Apuntes Financieros

Sí al Hoy no Circula

En menudo lío se metió el jefe de Gobierno del Distrito Federal con su ampliación al programa Hoy no Circula. Le han llovido críticas en los medios. Se han realizado manifestaciones en su contra. Los partidos de oposición se le han echado encima.

Debo reconocer que entiendo el malestar, aunque, con ciertas reservas, me pronuncio a favor de la medida.

Como era de esperarse, la propuesta de que decenas de miles de vehículos dejen de circular un día adicional de la semana, incluso los sábados, es sumamente impopular.
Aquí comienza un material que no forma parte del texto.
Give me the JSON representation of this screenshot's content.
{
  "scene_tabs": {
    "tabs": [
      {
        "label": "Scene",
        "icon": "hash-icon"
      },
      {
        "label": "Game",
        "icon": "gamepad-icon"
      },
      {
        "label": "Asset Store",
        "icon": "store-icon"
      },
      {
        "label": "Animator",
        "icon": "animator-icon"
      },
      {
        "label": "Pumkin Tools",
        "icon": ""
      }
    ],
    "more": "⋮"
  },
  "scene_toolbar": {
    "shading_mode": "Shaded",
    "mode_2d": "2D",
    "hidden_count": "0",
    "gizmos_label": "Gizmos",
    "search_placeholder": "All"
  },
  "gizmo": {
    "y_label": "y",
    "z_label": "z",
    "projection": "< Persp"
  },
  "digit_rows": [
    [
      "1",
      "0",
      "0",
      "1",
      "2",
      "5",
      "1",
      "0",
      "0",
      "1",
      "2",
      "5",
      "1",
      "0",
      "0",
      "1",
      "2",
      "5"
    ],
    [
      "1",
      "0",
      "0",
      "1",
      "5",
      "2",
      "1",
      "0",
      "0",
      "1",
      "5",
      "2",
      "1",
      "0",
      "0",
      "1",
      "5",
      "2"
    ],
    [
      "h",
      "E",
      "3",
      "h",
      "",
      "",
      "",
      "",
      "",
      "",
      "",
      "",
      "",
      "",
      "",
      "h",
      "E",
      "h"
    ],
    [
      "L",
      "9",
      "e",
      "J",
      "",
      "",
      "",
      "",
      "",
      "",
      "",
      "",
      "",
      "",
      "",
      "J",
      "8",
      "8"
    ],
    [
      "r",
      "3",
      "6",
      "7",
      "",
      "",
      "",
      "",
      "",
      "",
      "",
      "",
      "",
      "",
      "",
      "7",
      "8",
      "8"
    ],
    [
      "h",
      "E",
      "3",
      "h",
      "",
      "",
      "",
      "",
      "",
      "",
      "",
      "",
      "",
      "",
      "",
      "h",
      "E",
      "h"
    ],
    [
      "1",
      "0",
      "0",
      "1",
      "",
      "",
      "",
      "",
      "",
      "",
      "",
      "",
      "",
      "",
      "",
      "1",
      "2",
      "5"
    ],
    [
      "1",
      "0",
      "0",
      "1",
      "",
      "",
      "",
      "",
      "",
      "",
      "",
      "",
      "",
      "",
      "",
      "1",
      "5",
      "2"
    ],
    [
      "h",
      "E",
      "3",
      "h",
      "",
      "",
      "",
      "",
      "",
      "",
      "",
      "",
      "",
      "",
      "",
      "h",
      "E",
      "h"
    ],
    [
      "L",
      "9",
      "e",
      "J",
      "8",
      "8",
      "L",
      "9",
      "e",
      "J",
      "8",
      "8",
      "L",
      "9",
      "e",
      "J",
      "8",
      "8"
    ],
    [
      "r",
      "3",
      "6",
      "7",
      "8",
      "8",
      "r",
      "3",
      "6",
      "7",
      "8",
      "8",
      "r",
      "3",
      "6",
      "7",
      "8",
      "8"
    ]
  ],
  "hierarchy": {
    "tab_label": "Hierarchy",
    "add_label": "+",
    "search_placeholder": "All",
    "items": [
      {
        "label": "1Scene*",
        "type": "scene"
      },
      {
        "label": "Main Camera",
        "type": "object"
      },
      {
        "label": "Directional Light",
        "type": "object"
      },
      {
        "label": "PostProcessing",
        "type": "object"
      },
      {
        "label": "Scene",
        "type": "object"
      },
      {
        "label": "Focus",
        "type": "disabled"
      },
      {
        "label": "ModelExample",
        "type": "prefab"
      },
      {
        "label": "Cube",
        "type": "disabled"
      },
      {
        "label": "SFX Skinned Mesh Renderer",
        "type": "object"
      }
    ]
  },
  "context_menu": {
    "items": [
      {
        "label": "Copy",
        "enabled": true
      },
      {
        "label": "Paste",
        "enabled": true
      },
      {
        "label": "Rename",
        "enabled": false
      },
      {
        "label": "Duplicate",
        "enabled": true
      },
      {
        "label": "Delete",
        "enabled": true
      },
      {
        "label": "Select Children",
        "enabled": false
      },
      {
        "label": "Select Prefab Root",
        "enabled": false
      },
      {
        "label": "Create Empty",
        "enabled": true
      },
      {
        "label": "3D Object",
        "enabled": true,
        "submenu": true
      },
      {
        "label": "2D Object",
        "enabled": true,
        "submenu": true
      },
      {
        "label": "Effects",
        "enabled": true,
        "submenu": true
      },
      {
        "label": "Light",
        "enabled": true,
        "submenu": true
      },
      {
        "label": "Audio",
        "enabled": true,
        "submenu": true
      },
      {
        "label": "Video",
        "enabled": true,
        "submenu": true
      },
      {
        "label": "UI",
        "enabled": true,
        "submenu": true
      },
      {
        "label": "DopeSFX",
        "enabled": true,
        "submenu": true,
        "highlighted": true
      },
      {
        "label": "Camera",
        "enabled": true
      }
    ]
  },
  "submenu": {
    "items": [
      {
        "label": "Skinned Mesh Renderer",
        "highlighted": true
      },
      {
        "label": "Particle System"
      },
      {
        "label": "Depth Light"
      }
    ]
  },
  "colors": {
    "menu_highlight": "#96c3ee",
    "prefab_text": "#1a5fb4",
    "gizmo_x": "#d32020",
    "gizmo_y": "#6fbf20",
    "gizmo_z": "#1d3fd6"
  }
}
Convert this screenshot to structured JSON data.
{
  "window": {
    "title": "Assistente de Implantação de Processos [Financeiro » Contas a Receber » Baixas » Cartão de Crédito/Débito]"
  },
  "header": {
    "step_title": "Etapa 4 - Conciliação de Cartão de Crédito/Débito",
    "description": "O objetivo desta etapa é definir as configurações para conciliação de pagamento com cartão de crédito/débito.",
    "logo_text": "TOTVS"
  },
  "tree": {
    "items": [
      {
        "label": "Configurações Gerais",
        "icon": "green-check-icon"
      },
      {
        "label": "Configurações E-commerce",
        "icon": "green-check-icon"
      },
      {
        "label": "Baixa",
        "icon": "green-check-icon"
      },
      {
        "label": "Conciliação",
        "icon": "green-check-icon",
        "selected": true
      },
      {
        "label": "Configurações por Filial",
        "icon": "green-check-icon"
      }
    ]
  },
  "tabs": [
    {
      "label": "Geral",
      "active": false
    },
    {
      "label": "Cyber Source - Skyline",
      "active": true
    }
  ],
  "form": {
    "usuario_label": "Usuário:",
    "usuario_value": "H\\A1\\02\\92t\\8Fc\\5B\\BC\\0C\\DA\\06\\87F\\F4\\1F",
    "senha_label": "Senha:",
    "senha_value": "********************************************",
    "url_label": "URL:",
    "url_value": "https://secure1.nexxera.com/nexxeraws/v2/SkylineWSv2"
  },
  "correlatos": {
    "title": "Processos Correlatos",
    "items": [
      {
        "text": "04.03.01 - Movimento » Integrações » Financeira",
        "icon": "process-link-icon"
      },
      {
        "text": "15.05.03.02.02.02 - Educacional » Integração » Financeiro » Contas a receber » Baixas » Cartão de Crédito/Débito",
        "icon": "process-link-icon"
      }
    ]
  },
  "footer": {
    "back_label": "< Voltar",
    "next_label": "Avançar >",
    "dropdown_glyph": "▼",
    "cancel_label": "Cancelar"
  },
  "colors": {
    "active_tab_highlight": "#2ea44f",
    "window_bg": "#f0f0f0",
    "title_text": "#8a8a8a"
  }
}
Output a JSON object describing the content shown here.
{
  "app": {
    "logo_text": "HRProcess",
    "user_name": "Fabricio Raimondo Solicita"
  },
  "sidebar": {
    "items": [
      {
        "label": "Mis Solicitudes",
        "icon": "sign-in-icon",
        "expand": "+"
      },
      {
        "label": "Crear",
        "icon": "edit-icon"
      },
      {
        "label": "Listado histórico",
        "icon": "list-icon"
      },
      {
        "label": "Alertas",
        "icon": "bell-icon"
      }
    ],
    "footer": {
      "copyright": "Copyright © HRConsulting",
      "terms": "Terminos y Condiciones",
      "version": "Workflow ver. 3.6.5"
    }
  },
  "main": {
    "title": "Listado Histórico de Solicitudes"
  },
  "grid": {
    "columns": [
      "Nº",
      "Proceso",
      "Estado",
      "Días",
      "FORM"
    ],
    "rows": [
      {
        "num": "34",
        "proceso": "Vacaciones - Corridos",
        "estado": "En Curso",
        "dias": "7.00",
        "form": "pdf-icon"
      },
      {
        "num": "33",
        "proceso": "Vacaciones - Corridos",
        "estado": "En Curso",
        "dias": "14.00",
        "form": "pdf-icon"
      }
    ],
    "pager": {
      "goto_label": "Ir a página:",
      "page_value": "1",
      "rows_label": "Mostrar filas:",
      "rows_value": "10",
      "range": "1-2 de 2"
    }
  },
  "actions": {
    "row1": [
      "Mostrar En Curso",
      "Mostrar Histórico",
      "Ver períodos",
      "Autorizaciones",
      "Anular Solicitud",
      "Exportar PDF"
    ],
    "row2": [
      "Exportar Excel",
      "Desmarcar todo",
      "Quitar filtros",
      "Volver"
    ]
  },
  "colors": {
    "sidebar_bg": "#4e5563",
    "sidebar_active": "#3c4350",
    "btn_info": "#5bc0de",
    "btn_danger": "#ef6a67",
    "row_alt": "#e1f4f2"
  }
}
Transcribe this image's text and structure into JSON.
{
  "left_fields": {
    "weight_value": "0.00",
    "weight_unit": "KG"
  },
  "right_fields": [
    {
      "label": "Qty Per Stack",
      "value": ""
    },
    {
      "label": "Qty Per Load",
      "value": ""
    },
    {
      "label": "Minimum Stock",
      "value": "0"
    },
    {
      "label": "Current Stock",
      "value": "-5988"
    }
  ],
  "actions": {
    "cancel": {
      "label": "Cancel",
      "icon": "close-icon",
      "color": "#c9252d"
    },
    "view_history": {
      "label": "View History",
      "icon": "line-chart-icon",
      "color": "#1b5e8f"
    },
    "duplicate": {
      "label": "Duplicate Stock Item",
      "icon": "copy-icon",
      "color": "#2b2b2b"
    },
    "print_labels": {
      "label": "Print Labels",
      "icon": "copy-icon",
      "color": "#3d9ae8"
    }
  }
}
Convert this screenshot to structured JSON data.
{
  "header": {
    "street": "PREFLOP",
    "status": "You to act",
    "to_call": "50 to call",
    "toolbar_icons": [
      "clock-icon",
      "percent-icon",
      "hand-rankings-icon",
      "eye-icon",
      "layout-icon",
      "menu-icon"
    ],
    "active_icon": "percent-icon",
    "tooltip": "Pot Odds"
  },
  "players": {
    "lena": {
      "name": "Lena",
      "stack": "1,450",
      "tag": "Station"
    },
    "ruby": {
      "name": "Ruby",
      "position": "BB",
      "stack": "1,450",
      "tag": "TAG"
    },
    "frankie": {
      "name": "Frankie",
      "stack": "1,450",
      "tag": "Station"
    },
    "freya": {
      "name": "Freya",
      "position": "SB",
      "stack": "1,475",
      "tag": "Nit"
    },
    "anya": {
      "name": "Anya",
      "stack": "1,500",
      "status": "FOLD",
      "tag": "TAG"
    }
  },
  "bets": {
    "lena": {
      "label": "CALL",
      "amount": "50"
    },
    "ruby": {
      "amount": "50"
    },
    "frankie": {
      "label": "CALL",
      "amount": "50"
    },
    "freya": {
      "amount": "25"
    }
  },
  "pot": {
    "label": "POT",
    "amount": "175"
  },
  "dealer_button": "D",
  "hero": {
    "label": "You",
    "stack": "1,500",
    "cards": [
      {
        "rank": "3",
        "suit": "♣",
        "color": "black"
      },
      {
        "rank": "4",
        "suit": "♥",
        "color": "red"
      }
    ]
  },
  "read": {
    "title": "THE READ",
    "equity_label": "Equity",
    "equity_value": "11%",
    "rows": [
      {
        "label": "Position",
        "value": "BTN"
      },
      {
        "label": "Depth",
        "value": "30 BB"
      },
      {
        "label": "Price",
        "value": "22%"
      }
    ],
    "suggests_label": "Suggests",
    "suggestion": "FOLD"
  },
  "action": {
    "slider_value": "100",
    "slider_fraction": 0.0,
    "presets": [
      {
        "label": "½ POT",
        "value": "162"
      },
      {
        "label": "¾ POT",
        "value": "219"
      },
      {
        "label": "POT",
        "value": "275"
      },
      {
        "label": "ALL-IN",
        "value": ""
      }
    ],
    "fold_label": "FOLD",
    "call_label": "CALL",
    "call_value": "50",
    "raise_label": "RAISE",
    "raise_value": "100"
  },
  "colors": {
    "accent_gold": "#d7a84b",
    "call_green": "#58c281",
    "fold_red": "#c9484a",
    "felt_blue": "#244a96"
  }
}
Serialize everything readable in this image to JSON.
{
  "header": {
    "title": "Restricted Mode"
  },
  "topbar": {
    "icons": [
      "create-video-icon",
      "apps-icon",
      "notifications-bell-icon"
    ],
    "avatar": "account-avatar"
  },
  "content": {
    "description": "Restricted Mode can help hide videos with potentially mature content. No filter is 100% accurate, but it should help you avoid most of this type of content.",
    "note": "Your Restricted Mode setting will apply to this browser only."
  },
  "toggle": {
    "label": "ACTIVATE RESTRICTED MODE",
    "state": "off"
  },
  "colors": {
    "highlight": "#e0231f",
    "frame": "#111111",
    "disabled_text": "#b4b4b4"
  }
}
Siete de cada 10 capitalinos la rechaza.

Hay argumentos muy válidos contra el ajuste. Con transporte público deficiente en la ciudad, ¿cómo espera el gobierno capitalino que se mueva la gente con automóviles viejos que dejarán de circular? Es común ver microbuses y autobuses públicos con más de 15 años de vida, los cuales contribuyen de manera desproporcionada a la contaminación. ¿Por qué el GDF no pone primero el ejemplo y moderniza su planta vehicular?

El programa original de Hoy no Circula, el cual entró en vigor hace 25 años, acarrea diversas críticas.

Una de las principales es que restringir la circulación de algunos vehículos incentiva la compra de nuevos, lo que, de acuerdo con los opositores, generará más contaminación.

Lo cierto es que todo indica que el Hoy no Circula ha servido para mejorar la calidad del aire en la zona metropolitana. Tan es así que el propio Centro Mario Molina, quizá la máxima autoridad en materia ambiental en el país, y la UNAM impulsaron su actualización, al citar el beneficio que esto traería a la salud de los capitalinos.

Solo como referencia, cerca de 10 mil capitalinos mueren al año por enfermedades ligadas a la contaminación del aire en la ciudad (a lo que habría que sumar sus costos económicos y ecológicos).

Es aquí donde radica el fondo de mi razón para apoyar la ampliación del Hoy no Circula. Si pongo de un lado sus múltiples deficiencias y del otro la salud de miles de capitalinos, me inclino por lo segundo.

Esto de ninguna manera le quita al gobierno de la ciudad la responsabilidad de hacer mucho más de su parte para reducir la contaminación y así mejorar la calidad de vida de la gente. De entrada, se tiene que ampliar, renovar y mejorar las distintas opciones de transporte público. No creo que sea productivo querer tumbar un programa que beneficia la salud de mucha gente solo por el hecho de que el gobierno no contribuye con su parte.